Domestic demand appeared relatively strong, with retail sales and revenue posted by the food and beverage industry growing in a stable manner, which offset the impact resulting from a fall in outbound sales, Wu said.

In April, Taiwan's exports and export orders both fell for an eighth consecutive month, falling 13.3 percent and 18.1 percent, respectively, from a year earlier amid inventory adjustments in both tech and old economy sectors.

Among the nine factors in the composite index, the subindex on nonfarm payrolls rose one point from a month earlier, while the subindex on business sentiment in the local manufacturing sector fell one point, the NDC said.

The subindexes on other seven factors such as money supply, merchandise exports, and industrial production remained unchanged over April, the NDC added.

Despite the composite index's muted performance, the NDC's leading economic indicators, which gauge the economic climate over the next six months, moved higher for the sixth month in a row in April, albeit at a reduced pace.

In April, the leading indicators rose 0.13 percent from a month earlier, down from March's 0.23 percent increase and the smallest monthly increase for six months, the NDC's data indicated.

In the six-month period, the leading indicators rose 2.26 percent, according to the NDC.

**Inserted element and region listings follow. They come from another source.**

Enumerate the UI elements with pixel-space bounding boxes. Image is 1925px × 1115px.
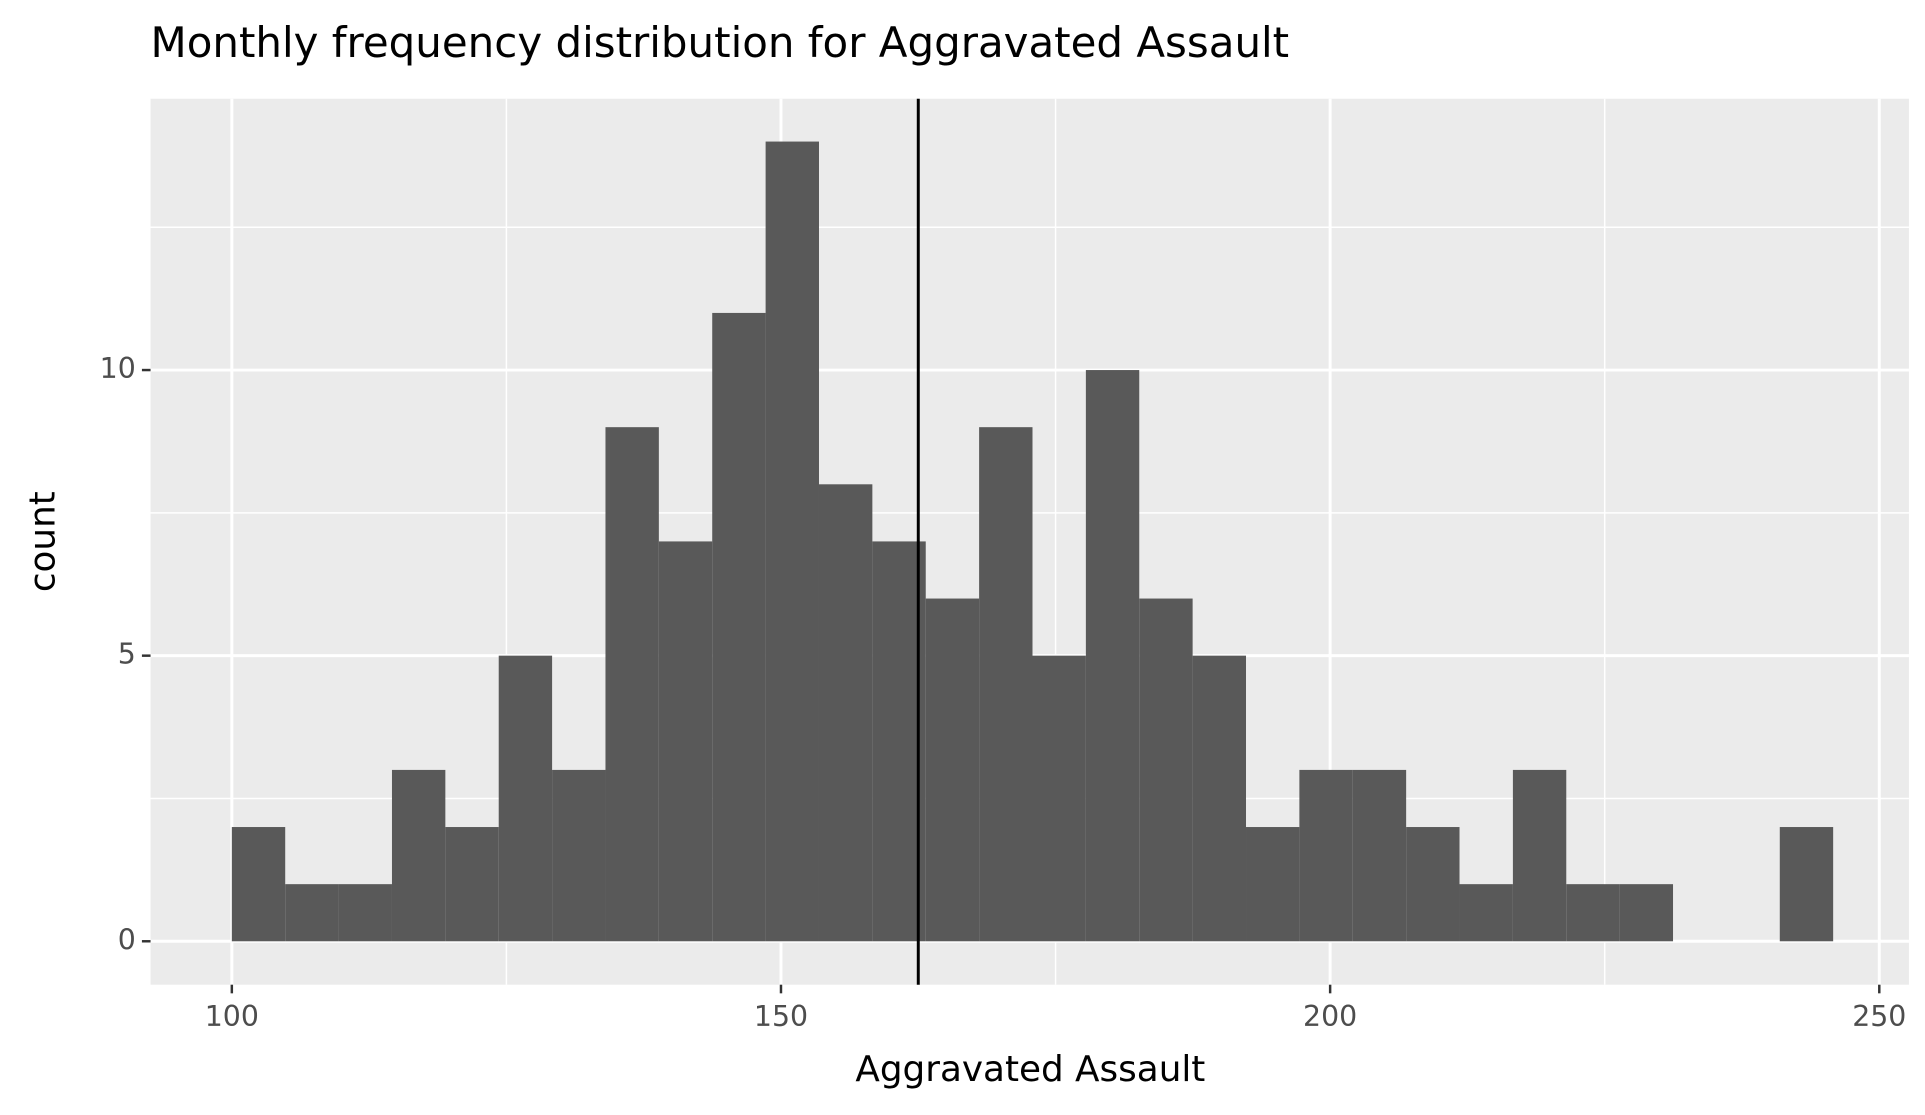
x-tick-label: 150 <box>754 1000 808 1033</box>
y-tick-label: 0 <box>118 923 136 956</box>
bar <box>231 827 286 942</box>
bar <box>1085 370 1140 942</box>
y-tick-label: 5 <box>118 638 136 671</box>
x-tick-label: 100 <box>205 1000 259 1033</box>
y-axis-label: count <box>22 491 63 592</box>
bar <box>925 598 980 942</box>
bar <box>979 427 1033 942</box>
bar <box>1246 827 1300 942</box>
bar <box>1032 655 1086 942</box>
x-axis-label: Aggravated Assault <box>855 1049 1205 1090</box>
y-tick-label: 10 <box>100 352 136 385</box>
bar <box>1512 769 1567 942</box>
x-tick-label: 250 <box>1852 1000 1906 1033</box>
chart-title: Monthly frequency distribution for Aggra… <box>151 18 1290 67</box>
bar <box>338 884 392 942</box>
bar <box>1406 827 1460 942</box>
bar <box>1779 827 1834 942</box>
bar <box>445 827 499 942</box>
bar <box>1192 655 1247 942</box>
bar <box>605 427 659 942</box>
bar <box>1352 769 1407 942</box>
bar <box>1459 884 1513 942</box>
bar <box>285 884 339 942</box>
bar <box>498 655 553 942</box>
bar <box>658 541 713 942</box>
bar <box>712 312 766 942</box>
bar <box>1619 884 1674 942</box>
x-tick-label: 200 <box>1303 1000 1357 1033</box>
bar <box>391 769 446 942</box>
bar <box>552 769 606 942</box>
bar <box>1139 598 1193 942</box>
bar <box>765 141 819 942</box>
bar <box>1566 884 1620 942</box>
bar <box>1299 769 1353 942</box>
bar <box>818 484 873 942</box>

Graphic: National Development Council
Graphic: National Development Council

Wu said the slower growth in the April leading indicators showed that local economic growth momentum remained insufficient to have a comeback as a fall in global demand continued to hurt Taiwan's exports, which serve as the backbone of the country's economy.

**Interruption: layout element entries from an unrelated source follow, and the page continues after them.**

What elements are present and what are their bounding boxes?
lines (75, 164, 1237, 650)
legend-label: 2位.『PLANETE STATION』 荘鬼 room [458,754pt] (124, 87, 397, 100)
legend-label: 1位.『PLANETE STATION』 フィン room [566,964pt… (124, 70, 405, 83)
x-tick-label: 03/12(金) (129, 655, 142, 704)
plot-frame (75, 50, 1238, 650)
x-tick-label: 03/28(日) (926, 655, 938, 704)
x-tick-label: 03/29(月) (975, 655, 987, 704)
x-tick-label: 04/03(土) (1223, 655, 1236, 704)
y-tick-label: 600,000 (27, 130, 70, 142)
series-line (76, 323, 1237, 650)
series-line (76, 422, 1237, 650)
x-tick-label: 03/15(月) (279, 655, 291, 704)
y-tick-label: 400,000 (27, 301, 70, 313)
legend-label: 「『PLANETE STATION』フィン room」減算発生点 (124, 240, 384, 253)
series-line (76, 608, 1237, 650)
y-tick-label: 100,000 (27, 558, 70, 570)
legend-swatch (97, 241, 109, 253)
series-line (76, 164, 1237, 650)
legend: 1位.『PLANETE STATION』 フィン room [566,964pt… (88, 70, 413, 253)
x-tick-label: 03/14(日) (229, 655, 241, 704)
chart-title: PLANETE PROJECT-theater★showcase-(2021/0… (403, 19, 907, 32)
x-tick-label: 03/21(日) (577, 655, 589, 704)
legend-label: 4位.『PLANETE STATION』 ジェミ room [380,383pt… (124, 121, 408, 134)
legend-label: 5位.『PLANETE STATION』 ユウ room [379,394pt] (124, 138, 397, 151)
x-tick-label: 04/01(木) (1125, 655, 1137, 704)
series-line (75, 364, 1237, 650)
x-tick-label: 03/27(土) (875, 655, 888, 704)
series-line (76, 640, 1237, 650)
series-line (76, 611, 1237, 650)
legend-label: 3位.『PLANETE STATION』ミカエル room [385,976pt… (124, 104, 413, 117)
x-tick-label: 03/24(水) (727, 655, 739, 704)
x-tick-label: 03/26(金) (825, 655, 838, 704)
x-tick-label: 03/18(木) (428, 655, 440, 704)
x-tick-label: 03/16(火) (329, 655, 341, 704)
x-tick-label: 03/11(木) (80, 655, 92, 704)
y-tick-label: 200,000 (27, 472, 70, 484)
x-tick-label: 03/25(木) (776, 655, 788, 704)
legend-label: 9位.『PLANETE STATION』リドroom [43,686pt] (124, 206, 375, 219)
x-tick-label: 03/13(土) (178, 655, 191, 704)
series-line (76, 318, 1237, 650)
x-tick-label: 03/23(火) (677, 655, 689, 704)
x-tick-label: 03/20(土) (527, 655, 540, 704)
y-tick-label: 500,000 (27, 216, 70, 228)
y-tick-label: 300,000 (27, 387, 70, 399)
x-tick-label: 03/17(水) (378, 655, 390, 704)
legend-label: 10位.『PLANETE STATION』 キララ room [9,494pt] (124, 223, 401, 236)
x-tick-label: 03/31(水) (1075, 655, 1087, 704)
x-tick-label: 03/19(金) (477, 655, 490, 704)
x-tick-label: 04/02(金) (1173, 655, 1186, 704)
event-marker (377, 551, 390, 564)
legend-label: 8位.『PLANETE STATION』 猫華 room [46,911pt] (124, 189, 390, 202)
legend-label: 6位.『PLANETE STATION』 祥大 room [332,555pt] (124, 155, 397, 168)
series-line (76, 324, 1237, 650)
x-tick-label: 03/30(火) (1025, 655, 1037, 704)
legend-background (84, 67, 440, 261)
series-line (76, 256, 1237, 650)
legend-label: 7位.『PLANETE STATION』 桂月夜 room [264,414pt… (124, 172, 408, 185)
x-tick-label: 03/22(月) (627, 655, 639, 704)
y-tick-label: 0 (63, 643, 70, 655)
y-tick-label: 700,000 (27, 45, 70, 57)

Wu said it was hard to predict when the local economy would enter the yellow-blue range on the NDC's grading system, as a fragile world continued to push down demand.

Only when exports bounce back, production and sales of local firms will get a boost, accordingly, Wu said.

In addition, the market for consumer electronics gadgets such as phones and notebook computers stayed fragile, a significant departure from strong sales boosted by needs created by work from home and remote learning in the COVID-19 pandemic era, Wu said, adding it needs some time to digest inventories before production picks up.

"The local economy's consolidation continues and there is no immediate sign of a turnaround," Wu said. "But, Taiwan could have a better second half than the first on the back of a relatively low comparison base over the same period of last year."

The NDC said while the global economic slowdown will keep affecting Taiwan's exports, demand for emerging technologies such as high-performance computing devices, data centers, and artificial intelligence is expected to help the country's outbound sales.

The NDC added the government's efforts to push for green energy development and public work projects are expected to provide support to the local economy.